虚構(フィクション)としての文芸作品は、その表現は圧縮できないけれど、論述としての思想論理では、たいていの果実がそうであるように、真中の種子が分厚い肉にかこまれている。奥に潜んでいるこの核心、その中枢に狙いをつけて、抜きとり引きだす作業は可能であろう。(2頁)

 ただし、案内ではなく、縮約でもなく、「ただ一筋に、判定」であることを目指す。みずからのことばで一刀両断する気構えで、思想に相対する。それは誰かの受売りではなく、まったく谷沢自身のことばである。したがって、読むひとによって賛否が分かれることはもとより覚悟のうえである。

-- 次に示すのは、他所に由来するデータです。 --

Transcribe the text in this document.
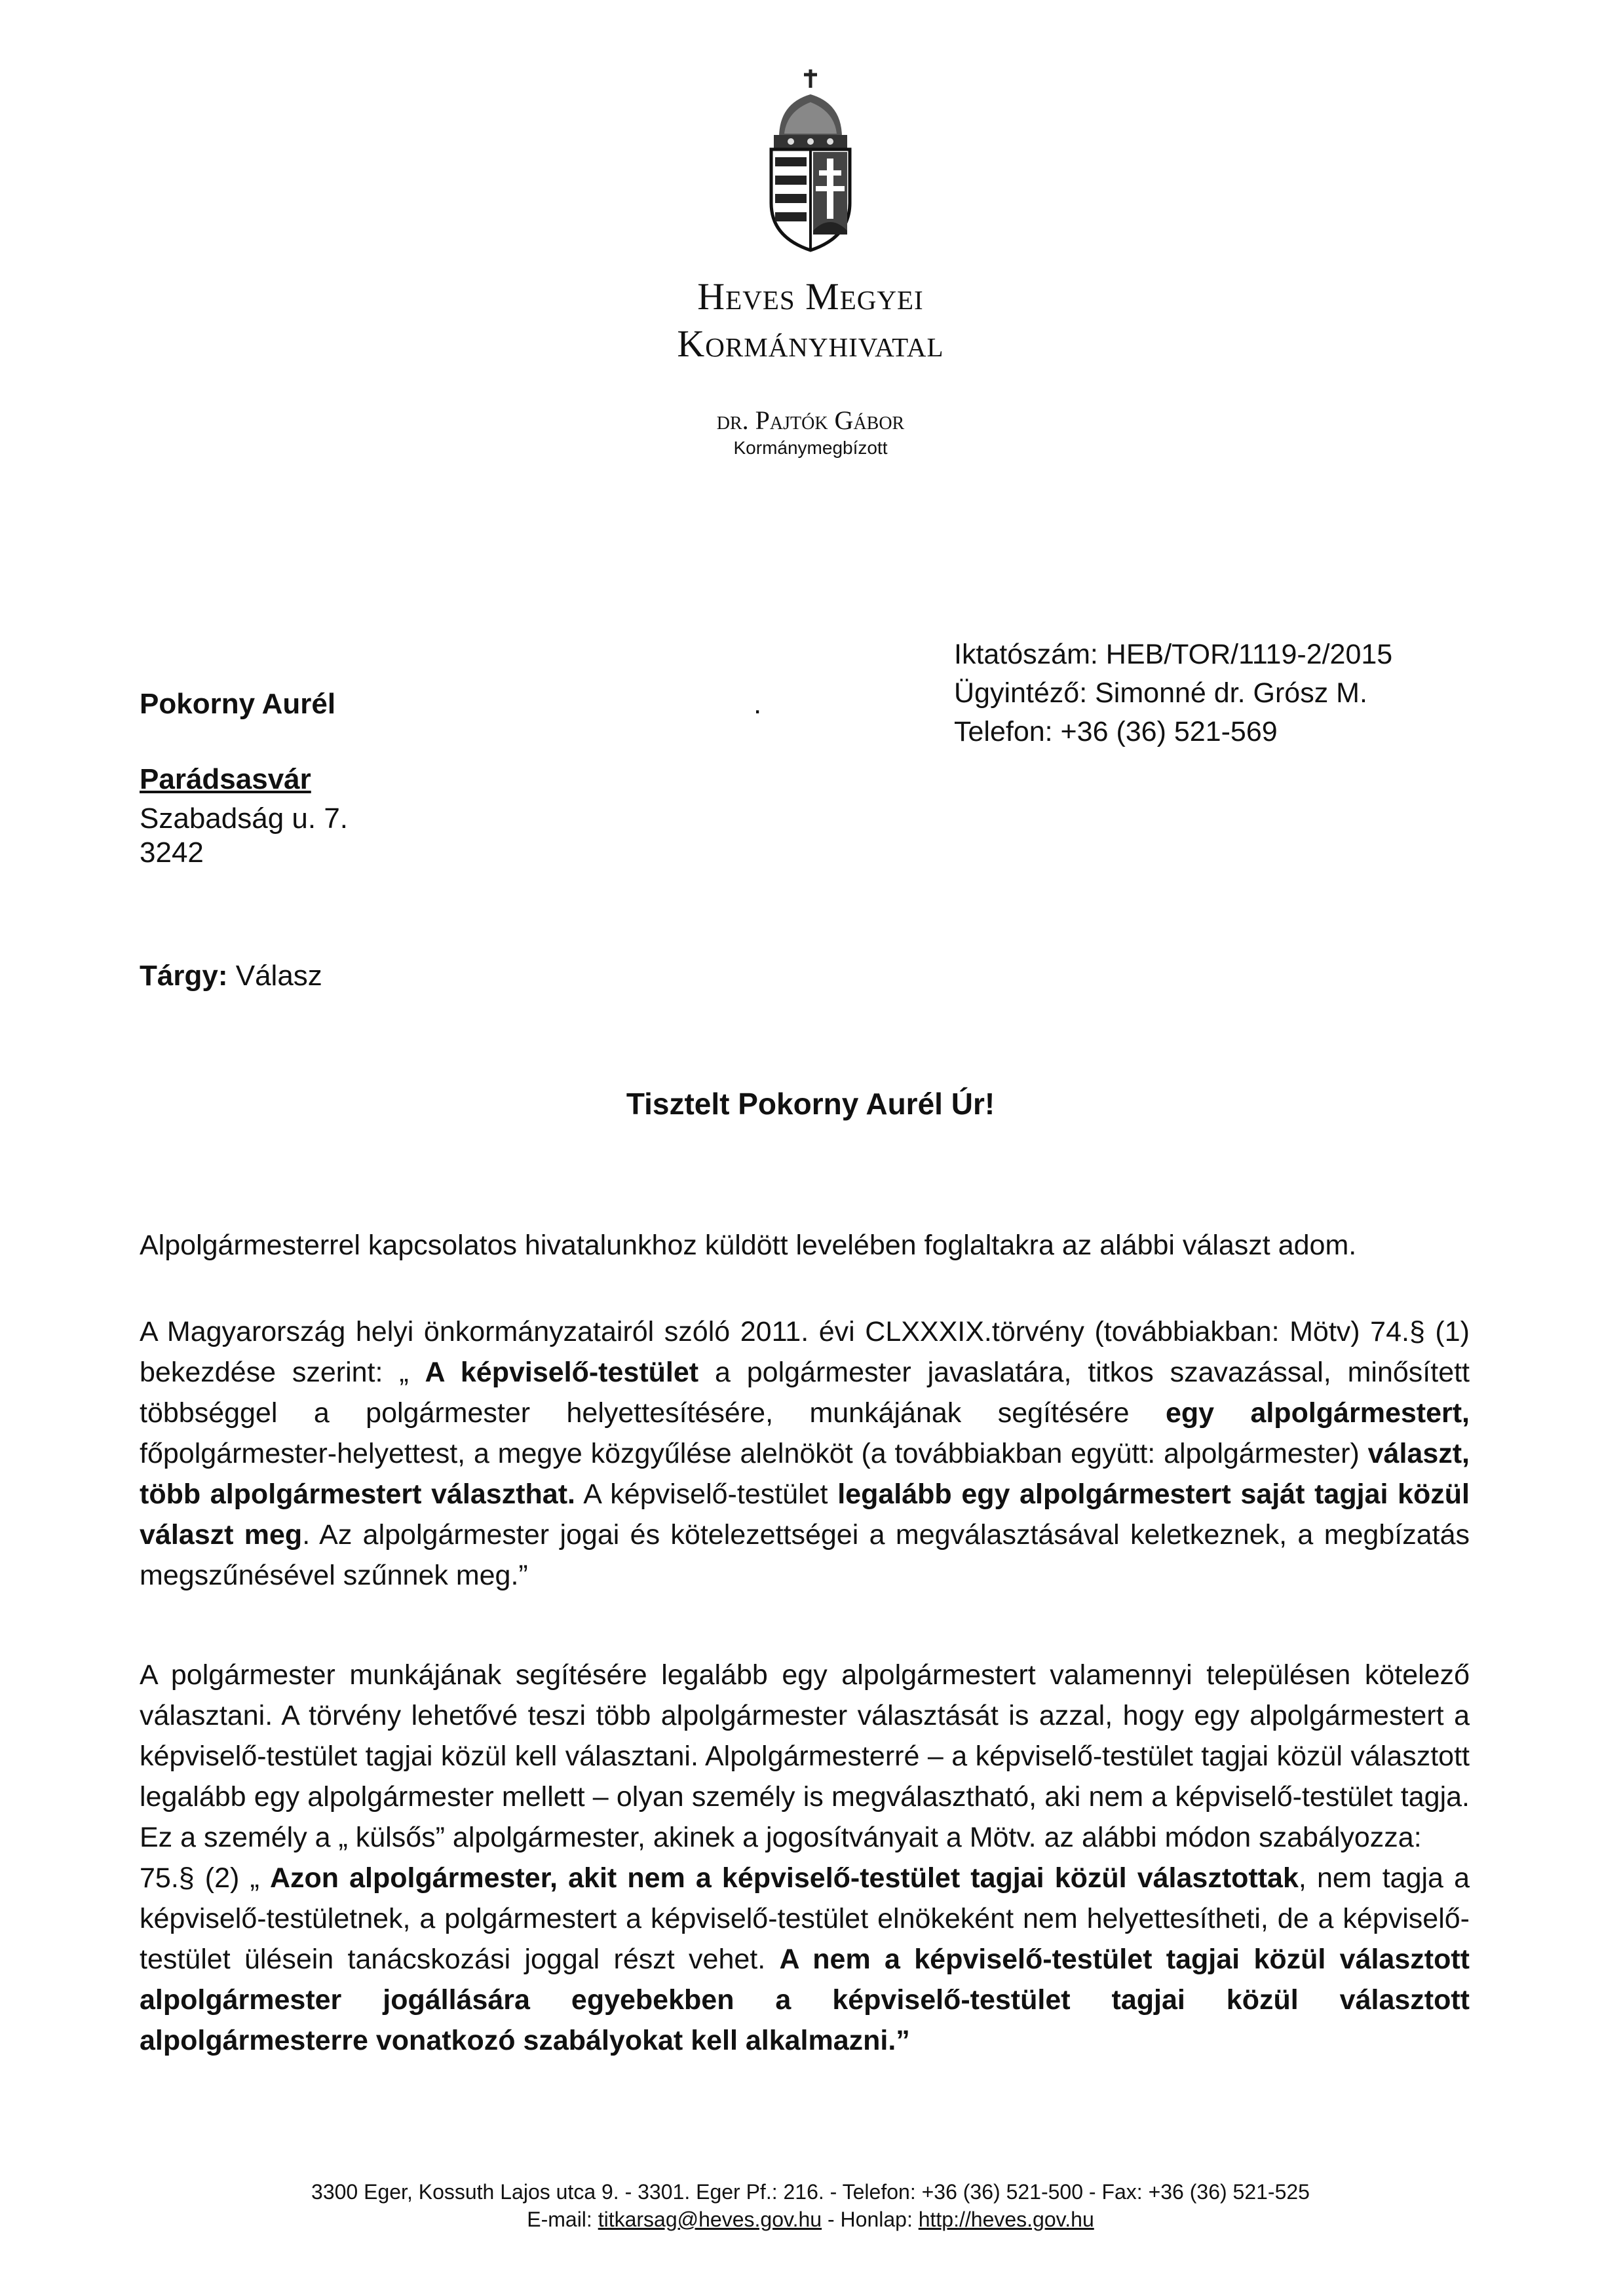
Heves Megyei
Kormányhivatal
dr. Pajtók Gábor
Kormánymegbízott
Pokorny Aurél
Parádsasvár
Szabadság u. 7.
3242
.
Iktatószám: HEB/TOR/1119-2/2015
Ügyintéző: Simonné dr. Grósz M.
Telefon: +36 (36) 521-569
Tárgy: Válasz
Tisztelt Pokorny Aurél Úr!

Alpolgármesterrel kapcsolatos hivatalunkhoz küldött levelében foglaltakra az alábbi választ adom.

A Magyarország helyi önkormányzatairól szóló 2011. évi CLXXXIX.törvény (továbbiakban: Mötv) 74.§ (1) bekezdése szerint: „ A képviselő-testület a polgármester javaslatára, titkos szavazással, minősített többséggel a polgármester helyettesítésére, munkájának segítésére egy alpolgármestert, főpolgármester-helyettest, a megye közgyűlése alelnököt (a továbbiakban együtt: alpolgármester) választ, több alpolgármestert választhat. A képviselő-testület legalább egy alpolgármestert saját tagjai közül választ meg. Az alpolgármester jogai és kötelezettségei a megválasztásával keletkeznek, a megbízatás megszűnésével szűnnek meg.”

A polgármester munkájának segítésére legalább egy alpolgármestert valamennyi településen kötelező választani. A törvény lehetővé teszi több alpolgármester választását is azzal, hogy egy alpolgármestert a képviselő-testület tagjai közül kell választani. Alpolgármesterré – a képviselő-testület tagjai közül választott legalább egy alpolgármester mellett – olyan személy is megválasztható, aki nem a képviselő-testület tagja. Ez a személy a „ külsős” alpolgármester, akinek a jogosítványait a Mötv. az alábbi módon szabályozza:

75.§ (2) „ Azon alpolgármester, akit nem a képviselő-testület tagjai közül választottak, nem tagja a képviselő-testületnek, a polgármestert a képviselő-testület elnökeként nem helyettesítheti, de a képviselő-testület ülésein tanácskozási joggal részt vehet. A nem a képviselő-testület tagjai közül választott alpolgármester jogállására egyebekben a képviselő-testület tagjai közül választott alpolgármesterre vonatkozó szabályokat kell alkalmazni.”

3300 Eger, Kossuth Lajos utca 9. - 3301. Eger Pf.: 216. - Telefon: +36 (36) 521-500 - Fax: +36 (36) 521-525
E-mail: titkarsag@heves.gov.hu - Honlap: http://heves.gov.hu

 評者の心に残る箇所を一つだけ引用する(36頁)。歴史に対する東西の二賢人への言及である。まず、フランス。

歴史に対して、ポール・ヴァレリーは懐疑的であった。「実際、碩学が図書館で追究するあのおびただしい枝葉末節への興味は、私には理解を越えたものだった。〈どうだっていいではないか〉と私はひとりで呟いたものである。〈たった一度しか起こらないことなどは?〉」(『覚書と余談』1919年)。非常に透徹した問題意識のみが、現代に示唆する過去の重大な特殊の一環を見出すであろう。

つづいて、日本は江戸期大坂の思想史家。

富永仲基は、資料そのものから疑ってかかった。「言に人有り」、言い伝えや論述する説は、それを述べる人の気質によって異なる。「言に世あり」、時代によって立場が違う。表現の様式も、種々多様である。要するに、昔の事実を極めるのは不可能だ、とそう見切りをつけて、これを原則とした。東西ふたりの見解はぴたりと合致している。